Fears of sprout shortage at Christmas as ‘unprecedented’ heavy rain hits UK crops
Written by News on 15/08/2019
UK households could be facing a Christmas without Brussels sprouts as a shortage of cauliflowers, cabbages and broccoli threatens to extend to the Yuletide favourite.
A week of “unprecedented” heavy rain in Lincolnshire in June damaged crops in the brassica family, creating shortages of cauliflowers, cabbages and broccoli.
Tesco and Sainsbury’s online sites are only offering organic cauliflowers and standard single and large cauliflowers are “currently unavailable” at the Tesco site.

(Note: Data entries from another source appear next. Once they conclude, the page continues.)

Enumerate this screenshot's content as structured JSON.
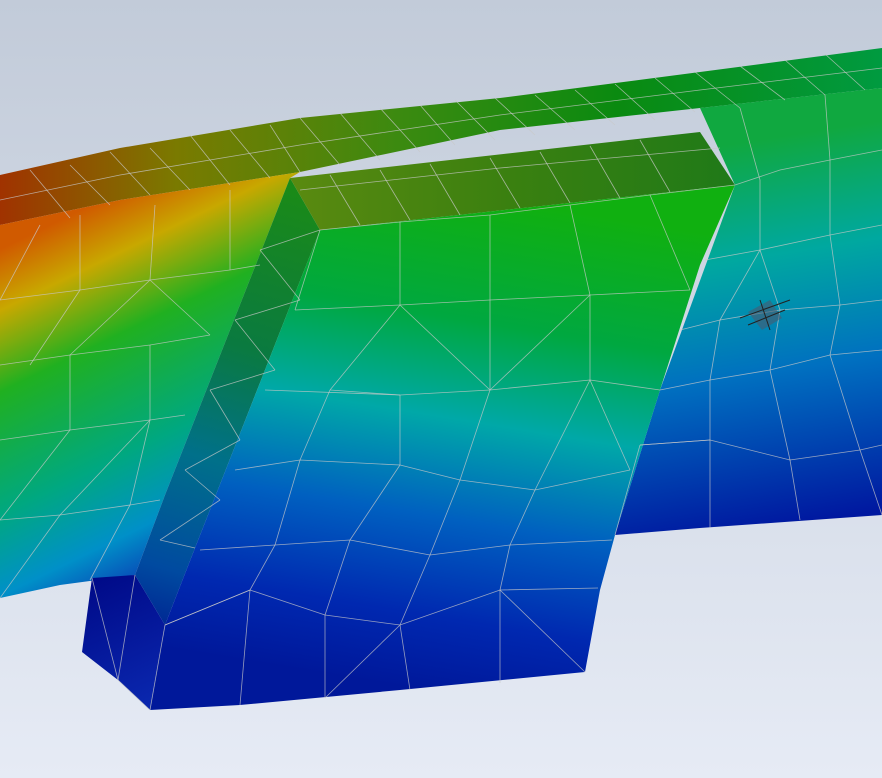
{
  "viewport": {
    "background_top": "#c2cbd9",
    "background_bottom": "#e6ebf5",
    "mesh_color": "#c8c8c8"
  },
  "model": {
    "colormap": [
      "#00008c",
      "#0a3cb4",
      "#00a0b4",
      "#0aaa28",
      "#009628",
      "#b4b400",
      "#dc7800",
      "#a03200"
    ],
    "parts": [
      "beam",
      "block",
      "block-side",
      "block-top",
      "mesh-defect"
    ]
  }
}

The cauliflower shortage is likely to continue until early September, British Growers chief executive Jack Ward said, after crops in the region were deluged with as much as six inches (152mm) of rain in a week in June.
Mr Ward called the situation “very concerning”, warning that broccoli, another brassica, was also starting to decline and Brussels sprouts crops had also been affected.
He said: “Crops come in waves but we’re looking at the shortage going on for another two to three weeks, possibly extending to broccoli.
“The rain also affected a lot of young plants so there are likely to be problems into winter across the board with brassicas.
“There’s some way to go but crops that have been waterlogged, like Brussels spouts, it’s not getting them off to the start they need to produce the quantities we would want to see,” he added.
Normally, UK shortages would usually be made up by European growers, but extreme temperatures across the continent have made that more difficult.
Mr Ward said: “For some, a year’s work was destroyed in one week of rains.”
It is unclear if consumers will see prices rise as a result of shortages, although Mr Ward suggested retailers would try to keep costs consistent.
A Tesco spokeswoman said the chain’s growers across the UK means they “continue to have a range of cauliflowers and cauliflower products in our stores”.
Mr Ward called the amount of rain in Lincolnshire in June “unprecedented”, but said an increase in exceptional weather conditions was making life difficult for producers.
Last year they experienced the ‘Beast from the East’ storm followed by a record dry spell and extreme temperatures.
This year started with a dry winter and an early spring but then moved into a period of record rainfall and low light levels followed by record-breaking temperatures.